Tottenham Caplok Remaja Leicester: Rekrutan Masa Depan atau Risiko Besar?
Baca dalam 60 detik
- Tottenham Hotspur telah mengajukan tawaran untuk merekrut Jeremy Monga, pemain muda Leicester City yang dijuluki 'Ousmane Dembele-nya Inggris'.
- Monga, 16 tahun, belum meneken kontrak profesional dan bisa hengkang setelah Leicester terdegradasi ke League One.
- Jika bergabung, ia diharapkan mengikuti jejak Dele Alli yang sukses besar setelah direkrut dari divisi bawah.

Tottenham Hotspur bergerak cepat di bursa transfer musim panas dengan mengajukan tawaran untuk mengamankan jasa Jeremy Monga, pemain muda Leicester City yang disebut-sebut sebagai 'Ousmane Dembele versi Inggris'. Langkah ini menjadi sinyal bahwa klub London Utara itu tidak hanya fokus pada perekrutan pemain senior, tetapi juga investasi jangka panjang di sektor pembinaan usia muda.
Menurut laporan TEAMtalk, Spurs telah resmi melayangkan proposal kepada Leicester untuk memboyong Monga yang masih berusia 16 tahun. Meski Arsenal diyakini menjadi pesaing terkuat, Tottenham optimistis dengan reputasi akademi mereka yang telah melahirkan banyak bintang. Monga sendiri belum menandatangani kontrak profesional dan mulai mempertimbangkan opsi pindah setelah Leicester terdegradasi ke League One musim lalu.
Perbandingan dengan Dele Alli pun mencuat. Alli direkrut Tottenham dari MK Dons yang saat itu bermain di League One pada 2015 seharga 5 juta pound, lalu menjelma menjadi salah satu wonderkid terbaik Premier League.
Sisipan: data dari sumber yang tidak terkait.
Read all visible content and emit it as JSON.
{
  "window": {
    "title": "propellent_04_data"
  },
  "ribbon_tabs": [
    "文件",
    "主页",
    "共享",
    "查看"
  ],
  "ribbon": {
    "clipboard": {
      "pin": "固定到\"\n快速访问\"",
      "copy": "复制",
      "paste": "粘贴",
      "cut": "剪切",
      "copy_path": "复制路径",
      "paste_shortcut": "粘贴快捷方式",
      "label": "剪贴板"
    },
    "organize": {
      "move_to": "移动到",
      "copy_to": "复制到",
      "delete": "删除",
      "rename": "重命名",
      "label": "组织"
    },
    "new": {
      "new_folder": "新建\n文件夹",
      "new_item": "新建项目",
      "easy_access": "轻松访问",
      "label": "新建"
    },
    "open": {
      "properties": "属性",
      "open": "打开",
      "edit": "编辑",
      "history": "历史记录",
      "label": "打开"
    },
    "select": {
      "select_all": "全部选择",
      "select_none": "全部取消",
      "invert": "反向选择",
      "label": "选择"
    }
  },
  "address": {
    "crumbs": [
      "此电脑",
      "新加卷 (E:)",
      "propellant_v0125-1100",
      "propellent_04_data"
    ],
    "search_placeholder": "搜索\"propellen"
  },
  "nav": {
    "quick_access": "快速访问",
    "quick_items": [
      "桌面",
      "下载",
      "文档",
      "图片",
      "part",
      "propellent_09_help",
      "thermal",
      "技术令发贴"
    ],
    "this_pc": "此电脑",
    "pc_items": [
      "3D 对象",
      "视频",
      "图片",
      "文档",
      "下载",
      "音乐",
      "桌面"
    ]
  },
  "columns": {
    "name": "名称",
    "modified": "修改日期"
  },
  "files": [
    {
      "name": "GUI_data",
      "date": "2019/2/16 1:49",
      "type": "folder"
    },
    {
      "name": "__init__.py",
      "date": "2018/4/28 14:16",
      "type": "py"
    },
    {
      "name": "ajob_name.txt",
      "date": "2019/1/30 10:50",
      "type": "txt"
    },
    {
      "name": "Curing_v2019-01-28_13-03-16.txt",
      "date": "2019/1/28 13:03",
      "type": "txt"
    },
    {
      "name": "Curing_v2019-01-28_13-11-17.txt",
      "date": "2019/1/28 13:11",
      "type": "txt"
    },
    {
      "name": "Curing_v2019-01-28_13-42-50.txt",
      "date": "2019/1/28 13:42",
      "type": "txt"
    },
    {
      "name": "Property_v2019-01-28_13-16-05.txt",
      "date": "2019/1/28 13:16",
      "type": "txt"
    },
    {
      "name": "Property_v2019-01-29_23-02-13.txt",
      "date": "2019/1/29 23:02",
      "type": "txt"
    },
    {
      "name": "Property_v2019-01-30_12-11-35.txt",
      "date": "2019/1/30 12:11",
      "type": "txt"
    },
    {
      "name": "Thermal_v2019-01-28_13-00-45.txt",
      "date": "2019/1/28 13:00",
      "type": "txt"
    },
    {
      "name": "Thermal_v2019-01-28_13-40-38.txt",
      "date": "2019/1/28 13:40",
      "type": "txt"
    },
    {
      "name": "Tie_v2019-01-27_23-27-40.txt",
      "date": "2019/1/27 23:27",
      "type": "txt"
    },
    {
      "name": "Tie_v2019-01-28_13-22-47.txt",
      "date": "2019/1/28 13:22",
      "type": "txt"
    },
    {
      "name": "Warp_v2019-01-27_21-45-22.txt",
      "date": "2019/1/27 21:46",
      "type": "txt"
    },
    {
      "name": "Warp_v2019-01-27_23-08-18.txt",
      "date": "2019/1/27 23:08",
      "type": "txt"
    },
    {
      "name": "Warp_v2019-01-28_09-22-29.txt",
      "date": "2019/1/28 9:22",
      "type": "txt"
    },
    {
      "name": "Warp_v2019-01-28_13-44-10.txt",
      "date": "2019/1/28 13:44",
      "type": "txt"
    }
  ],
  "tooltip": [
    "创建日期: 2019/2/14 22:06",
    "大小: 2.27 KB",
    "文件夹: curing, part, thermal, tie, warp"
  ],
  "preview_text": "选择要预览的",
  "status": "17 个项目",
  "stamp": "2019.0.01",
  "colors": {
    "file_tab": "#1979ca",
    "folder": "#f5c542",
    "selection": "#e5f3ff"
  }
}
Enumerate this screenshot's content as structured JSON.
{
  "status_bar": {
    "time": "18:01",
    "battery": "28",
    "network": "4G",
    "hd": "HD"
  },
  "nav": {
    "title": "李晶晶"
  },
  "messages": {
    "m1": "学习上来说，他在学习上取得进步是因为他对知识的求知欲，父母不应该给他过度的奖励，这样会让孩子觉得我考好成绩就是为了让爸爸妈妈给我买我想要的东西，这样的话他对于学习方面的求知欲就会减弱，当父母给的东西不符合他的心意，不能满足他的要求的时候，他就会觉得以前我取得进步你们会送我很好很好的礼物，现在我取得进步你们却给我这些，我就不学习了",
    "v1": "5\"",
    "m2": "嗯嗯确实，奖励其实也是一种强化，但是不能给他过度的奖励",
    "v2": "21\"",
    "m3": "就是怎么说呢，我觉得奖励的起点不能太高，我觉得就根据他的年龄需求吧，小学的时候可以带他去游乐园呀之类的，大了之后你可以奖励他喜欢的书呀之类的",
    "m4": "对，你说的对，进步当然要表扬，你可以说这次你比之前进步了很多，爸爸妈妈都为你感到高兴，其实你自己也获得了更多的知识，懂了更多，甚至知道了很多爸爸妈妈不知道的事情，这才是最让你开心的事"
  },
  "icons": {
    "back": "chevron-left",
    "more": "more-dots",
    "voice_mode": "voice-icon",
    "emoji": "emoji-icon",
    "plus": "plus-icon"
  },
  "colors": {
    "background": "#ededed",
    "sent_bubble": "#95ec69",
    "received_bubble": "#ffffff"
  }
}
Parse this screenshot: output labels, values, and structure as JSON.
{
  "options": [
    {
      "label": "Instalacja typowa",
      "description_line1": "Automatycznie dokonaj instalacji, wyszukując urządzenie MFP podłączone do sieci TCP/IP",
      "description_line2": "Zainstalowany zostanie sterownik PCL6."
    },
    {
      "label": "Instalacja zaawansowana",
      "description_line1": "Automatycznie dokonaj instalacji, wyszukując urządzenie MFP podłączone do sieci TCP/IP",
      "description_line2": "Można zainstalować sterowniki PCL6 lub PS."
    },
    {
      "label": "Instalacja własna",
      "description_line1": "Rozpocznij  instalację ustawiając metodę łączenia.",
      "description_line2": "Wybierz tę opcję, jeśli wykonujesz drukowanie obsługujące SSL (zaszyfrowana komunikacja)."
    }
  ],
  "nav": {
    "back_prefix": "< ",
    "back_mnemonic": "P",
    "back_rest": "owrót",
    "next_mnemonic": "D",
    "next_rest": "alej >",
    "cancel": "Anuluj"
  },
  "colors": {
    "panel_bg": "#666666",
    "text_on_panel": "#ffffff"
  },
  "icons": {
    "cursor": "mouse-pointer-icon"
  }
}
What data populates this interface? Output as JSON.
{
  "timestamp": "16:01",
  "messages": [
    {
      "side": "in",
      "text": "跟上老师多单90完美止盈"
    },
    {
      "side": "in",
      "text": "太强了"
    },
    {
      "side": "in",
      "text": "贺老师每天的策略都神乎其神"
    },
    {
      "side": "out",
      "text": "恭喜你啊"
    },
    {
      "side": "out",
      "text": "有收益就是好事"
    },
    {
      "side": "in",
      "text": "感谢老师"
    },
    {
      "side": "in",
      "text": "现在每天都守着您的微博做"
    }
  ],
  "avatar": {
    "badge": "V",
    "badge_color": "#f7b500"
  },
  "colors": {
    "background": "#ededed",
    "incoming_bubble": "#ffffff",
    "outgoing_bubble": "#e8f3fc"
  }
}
Monga diyakini memiliki potensi serupa, terutama setelah mendapat pujian dari pengamat Como, Ben Mattinson, yang menyebutnya sebagai 'Ousmane Dembele-nya Inggris' berkat kemampuan dribel lincah dan fisik yang kuat untuk mengalahkan lawan yang lebih tua dan berpengalaman.
Meski statistik Monga di level senior belum mentereng—hanya satu gol dan dua assist dari 27 penampilan di Championship—para pengamat menilai angka tersebut tidak relevan untuk pemain seusianya. Yang terpenting, ia telah menunjukkan perkembangan signifikan dan mampu bersaing di lingkungan yang lebih keras. Keberhasilannya menarik perhatian klub-klub papan atas Inggris menjadi bukti bahwa bakatnya diakui.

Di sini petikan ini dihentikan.